Gene Regulation and DNA Damage in the Aging Brain

衰老大脑中的基因调控和 DNA 损伤

• 批准号: 7124202
• 负责人: Bruce A YANKNER
• 金额: $ 33.93万
• 依托单位: HARVARD MEDICAL SCHOOL
• 依托单位国家: 美国
• 财政年份: 2005
• 资助国家: 美国
• 起止时间: 2005-09-30 至 2010-06-30
• 项目状态: 已结题
• 来源: https://reporter.nih.gov/project-details/7124202
• 关键词: DNA damage; DNA repair; aging; apoptosis; behavior test; brain; centenarian human (100+); chromatin immunoprecipitation; gene expression; gene expression profiling; gene induction /repression; genetic promoter element; genetic regulation; genetically modified animals; human tissue; laboratory mouse; longevity; microarray technology; mitochondrial DNA; molecular biology information system; neural plasticity; neuropathology; neuroprotectants; polymerase chain reaction; postmortem; western blottings

DESCRIPTION (provided by applicant): The aging of the brain is a cause of cognitive decline in the elderly and the major risk factor for Alzheimer's and Parkinson's disease. An exciting recent development is the elucidation of a pattern of DNA damage in the aging human brain that is associated with reduced expression of genes that mediate synaptic plasticity, vesicular transport and mitochondrial function. Our finding of a "genetic signature" of brain aging that can be explained, at least in part, by oxidative DNA damage to vulnerable gene promoters provides a novel conceptual framework for understanding how the brain ages. Furthermore, we have begun to define the mechanism by which damaged genes are silenced by obtaining evidence for the involvement of a nuclear protein complex that contains the transcriptional co-repressor NCOR1, the human ortholog of the yeast longevity gene SIR2 (Sirt1), and the DNA repair enzyme hOGG1. Moreover, centenarian cases of extreme longevity show increased expression of DNA repair and anti-apoptotic genes in the brain. These findings provide the basis for our hypothesis that DNA damage contributes to reduced expression of important neuronal genes in the aging brain, and that this process may underlie cognitive decline and vulnerability to neurodegenerative diseases. The studies in this proposal will establish a genome-wide database of gene expression and DNA damage in the normal aging human brain and in centenarians. The mechanisms of selective DNA damage and gene silencing in the aging brain will be investigated, and the role of the newly defined DNA damage silencing complex will be defined. In addition, the role of neuroprotective DNA repair and anti-apoptotic signaling pathways will be explored in individuals with extreme longevity. Transgenic mice that overexpress nuclear and mitochondrial DNA repair enzymes will be generated to determine whether DNA damage contributes to age-related cognitive decline. These studies may provide new insights into brain aging, with potentially significant therapeutic implications.

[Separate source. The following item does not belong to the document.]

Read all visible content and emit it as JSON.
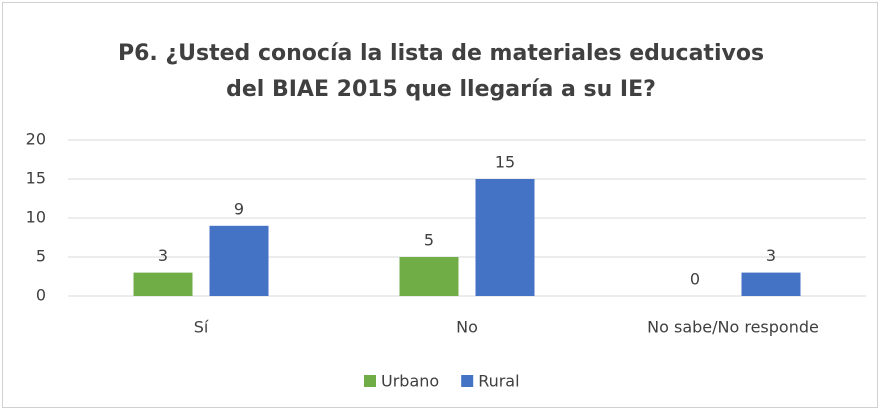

描述（申请人提供）：大脑老化是老年人认知能力下降的一个原因，也是阿尔茨海默病和帕金森病的主要危险因素。最近一项令人兴奋的进展是阐明了衰老人脑中 DNA 损伤的模式，该模式与介导突触可塑性、囊泡运输和线粒体功能的基因表达减少有关。我们发现大脑衰老的“遗传特征”至少可以部分地通过对脆弱基因启动子的氧化DNA损伤来解释，这为理解大脑如何衰老提供了一个新的概念框架。此外，我们已经开始定义受损基因沉默的机制，方法是获得核蛋白复合物参与的证据，该复合物包含转录共阻遏物 NCOR1、酵母长寿基因 SIR2 (Sirt1) 的人类直系同源物和DNA修复酶hOGG1。此外，极端长寿的百岁老人的大脑中 DNA 修复和抗凋亡基因的表达增加。这些发现为我们的假设提供了基础，即 DNA 损伤导致衰老大脑中重要神经元基因的表达减少，并且这一过程可能是认知能力下降和神经退行性疾病易感性的基础。该提案中的研究将建立一个全基因组数据库，记录正常衰老人脑和百岁老人的基因表达和 DNA 损伤。我们将研究衰老大脑中选择性 DNA 损伤和基因沉默的机制，并确定新定义的 DNA 损伤沉默复合物的作用。此外，还将探索极长寿个体中神经保护性 DNA 修复和抗凋亡信号通路的作用。将产生过度表达核和线粒体 DNA 修复酶的转基因小鼠，以确定 DNA 损伤是否会导致与年龄相关的认知能力下降。这些研究可能为大脑衰老提供新的见解，并具有潜在的重大治疗意义。